8. Marie Curie in her laboratory, 1898
If you present a picture with the caption "no fuss", then it could be the incarnation of the photo, which depicts the French physicist Marie Curie, born in Poland, in her incredibly bright laboratory at the Sorbonne, Paris. It was 1898 and she had no idea what would be the first woman to win the Nobel Prize twice: the first and only woman, and indeed the only person who twice won the Nobel Prize.
“Silent, dignified and unassuming” is all about her, and the modest and peaceful work space in which she worked makes her incredible achievements even more significant.
9. NASA computer scientist Margaret Hamilton, photographed with the source code for the Apollo on-board computer, 1969
She is only 29 years old in the picture, Hamilton was responsible for the on-board software for the Apollo 11 computer. In 1969, it was this moment that was captured in the photo above — she and J. Halcombe Lan developed an operating system for the Apollo space program, which prevented possible failure of the moon landing.

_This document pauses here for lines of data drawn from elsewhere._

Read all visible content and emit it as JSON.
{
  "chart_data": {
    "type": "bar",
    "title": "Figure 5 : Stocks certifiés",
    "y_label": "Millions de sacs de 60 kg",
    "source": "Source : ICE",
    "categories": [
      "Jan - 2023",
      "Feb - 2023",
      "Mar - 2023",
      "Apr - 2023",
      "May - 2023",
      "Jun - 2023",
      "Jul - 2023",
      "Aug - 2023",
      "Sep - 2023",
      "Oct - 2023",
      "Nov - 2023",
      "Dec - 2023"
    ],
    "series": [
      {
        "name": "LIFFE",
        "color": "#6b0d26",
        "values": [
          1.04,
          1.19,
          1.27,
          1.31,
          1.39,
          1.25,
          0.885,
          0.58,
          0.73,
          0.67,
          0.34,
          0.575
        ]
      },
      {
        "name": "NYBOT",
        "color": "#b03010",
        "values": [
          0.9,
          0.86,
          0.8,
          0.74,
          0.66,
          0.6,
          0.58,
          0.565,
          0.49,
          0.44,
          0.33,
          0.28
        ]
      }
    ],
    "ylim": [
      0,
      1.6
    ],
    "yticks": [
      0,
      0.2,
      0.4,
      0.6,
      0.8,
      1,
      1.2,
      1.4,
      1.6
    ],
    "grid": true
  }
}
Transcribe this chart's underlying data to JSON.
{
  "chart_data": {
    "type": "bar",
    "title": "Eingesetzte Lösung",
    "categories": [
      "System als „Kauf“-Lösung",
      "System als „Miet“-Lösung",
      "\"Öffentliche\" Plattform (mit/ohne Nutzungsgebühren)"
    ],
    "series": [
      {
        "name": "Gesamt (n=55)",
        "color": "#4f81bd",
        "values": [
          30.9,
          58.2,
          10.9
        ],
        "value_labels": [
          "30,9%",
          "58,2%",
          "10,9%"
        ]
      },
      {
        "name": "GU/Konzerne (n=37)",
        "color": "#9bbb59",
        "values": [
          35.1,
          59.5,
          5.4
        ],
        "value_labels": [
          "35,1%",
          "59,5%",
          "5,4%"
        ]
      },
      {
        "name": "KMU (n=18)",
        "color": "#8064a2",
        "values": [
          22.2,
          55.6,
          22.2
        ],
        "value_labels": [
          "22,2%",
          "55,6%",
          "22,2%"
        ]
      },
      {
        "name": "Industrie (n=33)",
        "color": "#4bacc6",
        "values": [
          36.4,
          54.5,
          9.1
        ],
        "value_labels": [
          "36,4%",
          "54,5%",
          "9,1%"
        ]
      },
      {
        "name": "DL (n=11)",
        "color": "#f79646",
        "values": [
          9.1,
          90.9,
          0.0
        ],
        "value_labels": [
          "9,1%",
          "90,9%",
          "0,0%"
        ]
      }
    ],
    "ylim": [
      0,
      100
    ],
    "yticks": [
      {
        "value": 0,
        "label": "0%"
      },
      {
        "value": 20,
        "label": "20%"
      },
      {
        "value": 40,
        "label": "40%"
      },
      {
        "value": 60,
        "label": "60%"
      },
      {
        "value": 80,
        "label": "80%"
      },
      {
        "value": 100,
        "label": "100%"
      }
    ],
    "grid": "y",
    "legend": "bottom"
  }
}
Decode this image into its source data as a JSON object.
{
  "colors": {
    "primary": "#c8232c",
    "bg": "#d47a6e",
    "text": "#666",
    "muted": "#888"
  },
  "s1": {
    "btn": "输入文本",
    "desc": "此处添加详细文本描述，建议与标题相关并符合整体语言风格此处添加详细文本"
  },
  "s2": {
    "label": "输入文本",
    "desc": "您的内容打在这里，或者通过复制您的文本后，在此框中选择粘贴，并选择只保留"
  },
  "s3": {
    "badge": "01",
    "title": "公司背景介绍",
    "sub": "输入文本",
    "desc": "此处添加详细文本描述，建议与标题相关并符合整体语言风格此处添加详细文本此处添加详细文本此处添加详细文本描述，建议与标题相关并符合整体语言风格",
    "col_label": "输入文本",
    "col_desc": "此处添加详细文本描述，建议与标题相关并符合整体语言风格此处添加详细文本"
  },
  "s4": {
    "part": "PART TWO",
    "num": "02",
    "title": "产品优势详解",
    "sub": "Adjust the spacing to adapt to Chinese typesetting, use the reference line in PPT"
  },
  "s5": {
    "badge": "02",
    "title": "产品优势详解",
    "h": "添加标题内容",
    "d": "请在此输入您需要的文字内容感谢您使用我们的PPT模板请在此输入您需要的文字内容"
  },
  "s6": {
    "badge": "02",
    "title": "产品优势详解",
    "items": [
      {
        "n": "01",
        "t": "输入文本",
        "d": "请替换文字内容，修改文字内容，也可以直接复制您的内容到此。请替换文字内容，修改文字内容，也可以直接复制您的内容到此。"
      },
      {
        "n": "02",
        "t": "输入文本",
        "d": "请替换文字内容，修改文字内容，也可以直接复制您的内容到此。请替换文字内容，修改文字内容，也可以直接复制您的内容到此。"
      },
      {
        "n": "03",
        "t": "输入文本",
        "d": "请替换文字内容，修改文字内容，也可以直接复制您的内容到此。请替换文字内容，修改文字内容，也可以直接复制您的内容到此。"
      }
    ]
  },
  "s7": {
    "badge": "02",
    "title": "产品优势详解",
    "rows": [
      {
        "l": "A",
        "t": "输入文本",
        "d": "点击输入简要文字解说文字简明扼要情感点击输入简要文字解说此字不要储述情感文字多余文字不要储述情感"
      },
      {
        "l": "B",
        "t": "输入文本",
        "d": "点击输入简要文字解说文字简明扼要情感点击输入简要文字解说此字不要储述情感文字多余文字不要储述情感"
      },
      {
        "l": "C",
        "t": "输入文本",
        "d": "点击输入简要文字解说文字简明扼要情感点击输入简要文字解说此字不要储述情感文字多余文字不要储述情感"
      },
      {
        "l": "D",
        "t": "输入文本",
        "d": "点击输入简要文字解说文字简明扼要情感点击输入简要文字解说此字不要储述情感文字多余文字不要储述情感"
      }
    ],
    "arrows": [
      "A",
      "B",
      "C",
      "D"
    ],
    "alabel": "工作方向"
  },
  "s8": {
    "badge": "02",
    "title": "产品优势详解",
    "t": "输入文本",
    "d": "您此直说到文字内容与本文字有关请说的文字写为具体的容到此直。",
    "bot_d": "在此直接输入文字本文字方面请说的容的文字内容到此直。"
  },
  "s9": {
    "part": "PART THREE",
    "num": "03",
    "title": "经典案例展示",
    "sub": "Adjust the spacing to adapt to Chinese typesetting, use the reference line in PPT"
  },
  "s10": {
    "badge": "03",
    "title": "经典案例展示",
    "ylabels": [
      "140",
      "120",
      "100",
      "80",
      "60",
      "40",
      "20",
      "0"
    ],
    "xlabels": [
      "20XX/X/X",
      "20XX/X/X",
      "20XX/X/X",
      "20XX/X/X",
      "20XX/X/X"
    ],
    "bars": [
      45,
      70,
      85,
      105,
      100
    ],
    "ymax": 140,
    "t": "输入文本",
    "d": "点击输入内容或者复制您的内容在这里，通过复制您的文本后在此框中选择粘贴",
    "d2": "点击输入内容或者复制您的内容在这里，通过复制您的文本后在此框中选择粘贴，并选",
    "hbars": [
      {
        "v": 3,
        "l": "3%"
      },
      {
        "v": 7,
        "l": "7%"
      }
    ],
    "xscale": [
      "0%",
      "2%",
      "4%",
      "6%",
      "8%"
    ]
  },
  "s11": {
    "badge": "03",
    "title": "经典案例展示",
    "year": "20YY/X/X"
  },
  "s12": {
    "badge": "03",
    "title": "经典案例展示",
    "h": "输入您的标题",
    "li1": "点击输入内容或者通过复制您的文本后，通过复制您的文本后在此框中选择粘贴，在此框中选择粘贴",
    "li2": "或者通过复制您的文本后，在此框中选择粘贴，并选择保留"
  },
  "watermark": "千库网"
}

Here is what Hamilton said in an interview for Datamation magazine, 1971:
The computer has been programmed to more than just recognize erroneous conditions. The software provided a complete set of recovery programs. In this particular case, the response of the software was to suspend the work of low-priority tasks and re-establish the most important ones. If the computer did not recognize this problem and did not take remedial measures, I am not sure that Apollo 11 would have made a successful landing on the moon.
10. Thomas Edison dictates instructions to the employee on the new type of dictaphone “Telescribe”, 1929
Thomas Edison considered the time spent on sleep to be empty because he practiced polyphasic sleep (alternation of wakefulness and short sleep). He slept no more than 3 hours a day, so seeing him asleep in the workplace in various parts of the laboratory was not unusual.
These different workspaces are characteristic of some scientists and outstanding personalities. It will be true, nevertheless, to be guided by your sense of comfort, creating an atmosphere in your workplace, if, of course, the leadership permits, and the “design” of placing things and tools on the table in Feng Shui does not break the office’s dress code.As advertising.